Dieses Problem kann auch teilweise gelöst werden, wenn Sie die Winkel der zulässigen Reflexionen einschränken. Ein Chip mit Winkeln aus dem Fresnel-Effekt ist dafür ideal :

float fresnel = dot(viewDir, texelNormal);

Wir modifizieren die Formel ein wenig:

float fresnel = 0.0 + 2.8 * pow(1+dot(viewDir, texelNormal), 2);

Fresnel-Werte unter Berücksichtigung der normalen Zuordnung (Werte der Fresnel-Variablen für den SSLR-Algorithmus):



Die Bereiche, die in der „Kamera“ reflektiert werden, sind schwarz und werden von uns nicht berücksichtigt (stattdessen können Sie eine Überblendung in eine kubische Textur vornehmen).

Reflexion multipliziert mit Fehler und Fresnel (Versuch, die meisten SSLR-Artefakte zu entfernen):



Übrigens sollte der Wert von Fresnel durch einen Parameter begrenzt werden, weil Aufgrund der „Rauheit“ der Normalen ist der Wert eine Größenordnung größer als eins (oder eine andere Begrenzerzahl).

Und die letzte Stufe des heutigen Artikels ist das Verwischen von Reflexionen, weil perfekte reflexion nur am spiegel. Der Grad der Unschärfe kann als 1-Fehler angesehen werden (je weiter das reflektierte Pixel entfernt ist, desto unschärfer ist es). Dies ist eine Art Unschärfegewicht und kann im Alpha-Kanal der RT- Reflexionen gespeichert werden .

Ergebnis (endgültiges Bild mit entfernten Artefakten und verschwommenen Reflexionen):



Fazit


Darüber hinaus sollten einige Informationen zum Reflexionsvermögen hinzugefügt werden: Wie deutlich ist die Reflexion, wie stark kann die Oberfläche im Allgemeinen reflektieren, wenn SSLR nicht funktioniert? Fügen Sie eine statische Reflexion einer kubischen Textur hinzu.
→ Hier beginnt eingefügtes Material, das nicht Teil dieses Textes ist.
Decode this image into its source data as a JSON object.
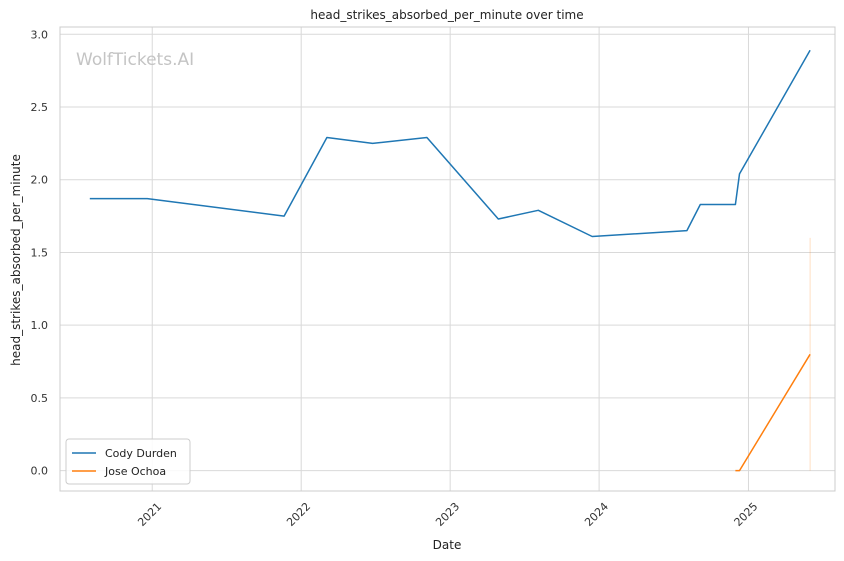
{
  "chart_data": {
    "type": "line",
    "title": "head_strikes_absorbed_per_minute over time",
    "xlabel": "Date",
    "ylabel": "head_strikes_absorbed_per_minute",
    "watermark": "WolfTickets.AI",
    "x_ticks": [
      "2021",
      "2022",
      "2023",
      "2024",
      "2025"
    ],
    "y_ticks": [
      "0.0",
      "0.5",
      "1.0",
      "1.5",
      "2.0",
      "2.5",
      "3.0"
    ],
    "ylim": [
      -0.14,
      3.05
    ],
    "xlim": [
      "2020-05-20",
      "2025-08-01"
    ],
    "grid": true,
    "legend_position": "lower-left",
    "series": [
      {
        "name": "Cody Durden",
        "color": "#1f77b4",
        "x": [
          "2020-08-01",
          "2020-12-20",
          "2021-11-20",
          "2022-03-05",
          "2022-06-25",
          "2022-11-05",
          "2023-04-29",
          "2023-08-05",
          "2023-12-15",
          "2024-08-03",
          "2024-09-05",
          "2024-11-30",
          "2024-12-10",
          "2025-06-01"
        ],
        "values": [
          1.87,
          1.87,
          1.75,
          2.29,
          2.25,
          2.29,
          1.73,
          1.79,
          1.61,
          1.65,
          1.83,
          1.83,
          2.04,
          2.89
        ]
      },
      {
        "name": "Jose Ochoa",
        "color": "#ff7f0e",
        "x": [
          "2024-11-30",
          "2024-12-10",
          "2025-06-01"
        ],
        "values": [
          0.0,
          0.0,
          0.8
        ]
      }
    ],
    "faint_band": {
      "color": "#ff7f0e",
      "x": "2025-06-01",
      "y_range": [
        0.0,
        1.6
      ]
    }
  }
}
Natürlich sind Space-Screen- Effekte nicht fair und Entwickler versuchen, Artefakte zu verbergen. In Echtzeit ist dies jedoch nicht möglich (bei komplexer Geometrie). Und ohne solche Effekte sieht das Spiel irgendwie falsch aus. Ich habe die allgemeine SSLR- Methode beschrieben : Ich habe die Glanzlichter aus dem Shader hervorgehoben. Leider kann ich den Code nicht anhängen, weil Es gibt zu viele Abhängigkeiten im Projekt.